You know those days? Those It-started-so-well days? When the baby slept all night, when you got 2 cups of coffee before anyone got up, when the sun was shining like a beacon through the typically freezing Canadian winter? Tra-la-la, birds and woodland creatures helped me get dressed this morning.
It was all downhill from there.
Nothing major, just a boatload of tiny irritants and toddler crises, exacerbated by both of my little humans napping very poorly. All of a sudden, that laundry I still didn’t get folded, that pile of crumbs I swept into the corner, and no further, the stack of dirty supper dishes and countless other chores seemed insurmountable and I was desperate to complete them.
Next thing you know, I’m yelling at the big one, handing the little screaming one off to her dad, and walking out the door into the darkness, standing on the cold porch, damp under my bare feet, and breathing in a little quiet. A brief reset that only kind of did the trick
I just could not get it all done. I have my super mom days, when the house is in order, everyone is clean and a from-scratch dinner is in the works. Today, I had to accept a loss when Juniper pooped through her clothes and needed a bath, like, right now.

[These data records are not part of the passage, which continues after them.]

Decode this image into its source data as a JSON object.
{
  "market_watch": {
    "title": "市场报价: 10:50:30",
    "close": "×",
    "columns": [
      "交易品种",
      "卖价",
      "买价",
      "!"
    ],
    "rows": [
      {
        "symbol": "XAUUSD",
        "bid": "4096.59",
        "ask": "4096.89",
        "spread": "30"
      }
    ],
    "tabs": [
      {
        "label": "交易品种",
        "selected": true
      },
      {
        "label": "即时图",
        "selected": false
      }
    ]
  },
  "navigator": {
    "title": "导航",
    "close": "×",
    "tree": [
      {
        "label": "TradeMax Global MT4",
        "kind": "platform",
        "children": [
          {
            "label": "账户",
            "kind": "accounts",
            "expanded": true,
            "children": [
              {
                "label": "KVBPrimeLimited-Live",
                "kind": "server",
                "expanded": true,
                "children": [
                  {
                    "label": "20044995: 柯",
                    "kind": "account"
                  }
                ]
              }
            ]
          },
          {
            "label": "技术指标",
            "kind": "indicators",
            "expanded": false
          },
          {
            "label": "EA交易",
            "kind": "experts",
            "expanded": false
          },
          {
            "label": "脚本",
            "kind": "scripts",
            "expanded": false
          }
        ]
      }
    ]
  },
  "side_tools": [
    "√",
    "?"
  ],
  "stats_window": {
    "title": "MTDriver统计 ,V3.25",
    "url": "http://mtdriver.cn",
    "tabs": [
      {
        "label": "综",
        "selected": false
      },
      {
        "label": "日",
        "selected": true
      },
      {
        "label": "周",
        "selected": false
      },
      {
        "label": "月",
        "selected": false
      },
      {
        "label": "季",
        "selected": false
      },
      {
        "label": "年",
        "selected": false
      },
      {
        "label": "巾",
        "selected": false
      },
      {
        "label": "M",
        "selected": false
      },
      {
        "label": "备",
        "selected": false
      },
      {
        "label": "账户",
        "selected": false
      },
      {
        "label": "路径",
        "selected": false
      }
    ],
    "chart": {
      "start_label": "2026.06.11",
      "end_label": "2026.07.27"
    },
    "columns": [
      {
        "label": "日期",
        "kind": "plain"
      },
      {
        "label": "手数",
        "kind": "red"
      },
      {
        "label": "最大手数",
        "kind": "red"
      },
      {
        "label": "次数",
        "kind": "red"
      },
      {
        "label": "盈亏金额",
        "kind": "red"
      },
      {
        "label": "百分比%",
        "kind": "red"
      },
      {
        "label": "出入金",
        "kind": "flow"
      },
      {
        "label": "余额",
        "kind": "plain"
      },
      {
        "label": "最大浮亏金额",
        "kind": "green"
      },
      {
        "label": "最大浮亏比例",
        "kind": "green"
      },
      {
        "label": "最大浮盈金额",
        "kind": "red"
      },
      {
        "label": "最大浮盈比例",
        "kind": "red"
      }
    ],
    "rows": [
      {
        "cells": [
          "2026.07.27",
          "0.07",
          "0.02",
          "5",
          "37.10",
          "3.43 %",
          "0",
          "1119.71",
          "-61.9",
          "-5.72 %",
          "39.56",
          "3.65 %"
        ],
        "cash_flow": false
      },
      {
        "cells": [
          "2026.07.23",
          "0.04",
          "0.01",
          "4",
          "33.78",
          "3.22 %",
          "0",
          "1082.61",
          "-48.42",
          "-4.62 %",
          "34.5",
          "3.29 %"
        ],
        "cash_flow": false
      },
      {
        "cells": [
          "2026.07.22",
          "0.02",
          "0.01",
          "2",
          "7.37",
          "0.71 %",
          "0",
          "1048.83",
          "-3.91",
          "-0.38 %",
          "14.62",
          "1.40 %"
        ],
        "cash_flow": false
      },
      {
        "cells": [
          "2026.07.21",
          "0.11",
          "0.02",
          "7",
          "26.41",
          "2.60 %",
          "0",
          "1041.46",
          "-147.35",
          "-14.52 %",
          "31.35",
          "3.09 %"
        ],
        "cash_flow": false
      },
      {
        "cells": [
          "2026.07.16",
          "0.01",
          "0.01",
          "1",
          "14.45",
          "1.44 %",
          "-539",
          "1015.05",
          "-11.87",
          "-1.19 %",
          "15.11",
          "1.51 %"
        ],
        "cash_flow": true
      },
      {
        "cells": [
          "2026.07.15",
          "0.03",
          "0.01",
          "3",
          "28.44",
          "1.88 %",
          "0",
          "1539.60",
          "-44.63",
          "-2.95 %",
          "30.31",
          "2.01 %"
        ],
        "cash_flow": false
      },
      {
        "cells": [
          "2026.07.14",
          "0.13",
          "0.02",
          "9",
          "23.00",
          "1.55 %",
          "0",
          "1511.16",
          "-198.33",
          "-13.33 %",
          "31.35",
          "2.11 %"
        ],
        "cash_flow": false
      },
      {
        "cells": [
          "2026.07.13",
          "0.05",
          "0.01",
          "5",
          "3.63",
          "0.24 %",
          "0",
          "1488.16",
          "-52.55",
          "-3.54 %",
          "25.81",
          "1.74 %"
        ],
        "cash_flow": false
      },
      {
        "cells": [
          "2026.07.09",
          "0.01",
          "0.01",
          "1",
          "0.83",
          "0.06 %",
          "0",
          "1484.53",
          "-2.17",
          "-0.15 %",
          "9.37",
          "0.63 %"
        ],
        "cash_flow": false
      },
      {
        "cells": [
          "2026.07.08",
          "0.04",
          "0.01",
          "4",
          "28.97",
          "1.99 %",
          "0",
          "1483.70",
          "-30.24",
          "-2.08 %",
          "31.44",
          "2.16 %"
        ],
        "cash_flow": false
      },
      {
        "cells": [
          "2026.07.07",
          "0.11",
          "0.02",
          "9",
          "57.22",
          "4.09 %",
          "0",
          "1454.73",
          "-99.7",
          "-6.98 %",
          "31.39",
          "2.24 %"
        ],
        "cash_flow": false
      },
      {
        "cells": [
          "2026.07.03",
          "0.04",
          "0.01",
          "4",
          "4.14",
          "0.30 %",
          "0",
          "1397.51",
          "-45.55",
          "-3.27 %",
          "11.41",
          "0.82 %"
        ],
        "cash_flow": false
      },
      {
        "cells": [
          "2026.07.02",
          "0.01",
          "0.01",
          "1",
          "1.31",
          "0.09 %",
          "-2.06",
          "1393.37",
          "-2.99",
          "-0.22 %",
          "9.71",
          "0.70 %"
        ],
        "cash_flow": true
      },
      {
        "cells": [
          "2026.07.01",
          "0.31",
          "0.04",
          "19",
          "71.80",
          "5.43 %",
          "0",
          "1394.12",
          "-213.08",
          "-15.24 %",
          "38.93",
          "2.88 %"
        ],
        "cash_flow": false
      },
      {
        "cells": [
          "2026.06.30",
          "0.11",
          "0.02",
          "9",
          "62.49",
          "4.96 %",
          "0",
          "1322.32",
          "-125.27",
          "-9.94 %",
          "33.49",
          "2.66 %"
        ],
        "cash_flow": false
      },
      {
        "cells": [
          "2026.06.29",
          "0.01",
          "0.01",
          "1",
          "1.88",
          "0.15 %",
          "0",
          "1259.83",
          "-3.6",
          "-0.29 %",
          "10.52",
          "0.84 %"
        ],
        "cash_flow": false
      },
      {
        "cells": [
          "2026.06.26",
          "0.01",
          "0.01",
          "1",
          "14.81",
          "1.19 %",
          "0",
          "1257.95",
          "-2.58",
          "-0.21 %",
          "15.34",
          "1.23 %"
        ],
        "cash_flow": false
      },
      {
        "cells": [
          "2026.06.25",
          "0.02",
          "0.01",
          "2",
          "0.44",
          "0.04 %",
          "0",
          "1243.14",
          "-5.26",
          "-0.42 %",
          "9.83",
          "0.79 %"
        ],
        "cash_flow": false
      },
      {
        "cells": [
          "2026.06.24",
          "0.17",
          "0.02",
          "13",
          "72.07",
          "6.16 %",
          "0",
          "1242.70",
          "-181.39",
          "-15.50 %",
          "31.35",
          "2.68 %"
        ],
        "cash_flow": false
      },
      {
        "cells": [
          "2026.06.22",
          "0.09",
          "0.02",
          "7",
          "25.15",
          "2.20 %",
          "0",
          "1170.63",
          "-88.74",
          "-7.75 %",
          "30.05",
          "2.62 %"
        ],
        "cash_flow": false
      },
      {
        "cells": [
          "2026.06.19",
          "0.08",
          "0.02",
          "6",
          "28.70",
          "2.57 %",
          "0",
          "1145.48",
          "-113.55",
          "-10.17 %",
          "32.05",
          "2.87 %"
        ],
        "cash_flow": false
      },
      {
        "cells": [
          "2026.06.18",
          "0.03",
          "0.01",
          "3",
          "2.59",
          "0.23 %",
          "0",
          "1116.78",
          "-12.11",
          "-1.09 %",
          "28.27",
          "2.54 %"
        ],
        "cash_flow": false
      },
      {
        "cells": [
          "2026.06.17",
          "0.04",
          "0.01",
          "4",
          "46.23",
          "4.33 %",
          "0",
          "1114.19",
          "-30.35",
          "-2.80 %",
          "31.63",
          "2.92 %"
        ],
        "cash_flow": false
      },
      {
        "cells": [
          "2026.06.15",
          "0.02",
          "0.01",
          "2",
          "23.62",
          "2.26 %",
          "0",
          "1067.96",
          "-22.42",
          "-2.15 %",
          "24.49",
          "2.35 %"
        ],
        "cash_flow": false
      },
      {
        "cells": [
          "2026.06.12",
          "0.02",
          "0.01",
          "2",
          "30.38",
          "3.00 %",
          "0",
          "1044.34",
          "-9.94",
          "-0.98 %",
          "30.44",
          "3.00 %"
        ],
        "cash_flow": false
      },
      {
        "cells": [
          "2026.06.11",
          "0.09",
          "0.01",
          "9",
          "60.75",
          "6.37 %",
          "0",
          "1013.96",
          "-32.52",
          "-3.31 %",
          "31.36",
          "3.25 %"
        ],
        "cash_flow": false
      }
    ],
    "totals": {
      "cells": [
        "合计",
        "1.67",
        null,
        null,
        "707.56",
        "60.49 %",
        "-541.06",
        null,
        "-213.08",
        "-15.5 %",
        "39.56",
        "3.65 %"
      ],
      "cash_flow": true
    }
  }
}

But you know what happened? As I was drying off my fresh little peanut, she began smiling and chirping at me, her nose crinkling, her tongue out. I got sucked into playing with her, there on the bathroom floor.
It’s a funny thing, when all the little things pile up and checking them off the list feels like the only way to save your day, but the kids make it impossible, how, if you can just take the time to fully focus on those wonderful little humans, the dust, the dirt, the grumps really seem irrelevant.
I took the time to fully embrace bedtime with Pepper. Extra hugs, kisses, giggles, songs. I had to be conscious not to be in a rush to finish, so I could do the next thing. Truly, though, these moments of focus on my babies, they brought me back in the game.
Screw the dishes, for once. Maybe that gleaming sunlight really highlights the dust, but, it’ll be dark soon. Meh. Maybe if I put my energy fully into these little people, I’ll be too busy to care.
Disclaimer: while I had abandoned the dishes in the name of allowing myself to be happy and focused on the kids, my very wonderful husband cleaned the kitchen. High five for a real parenting partnership!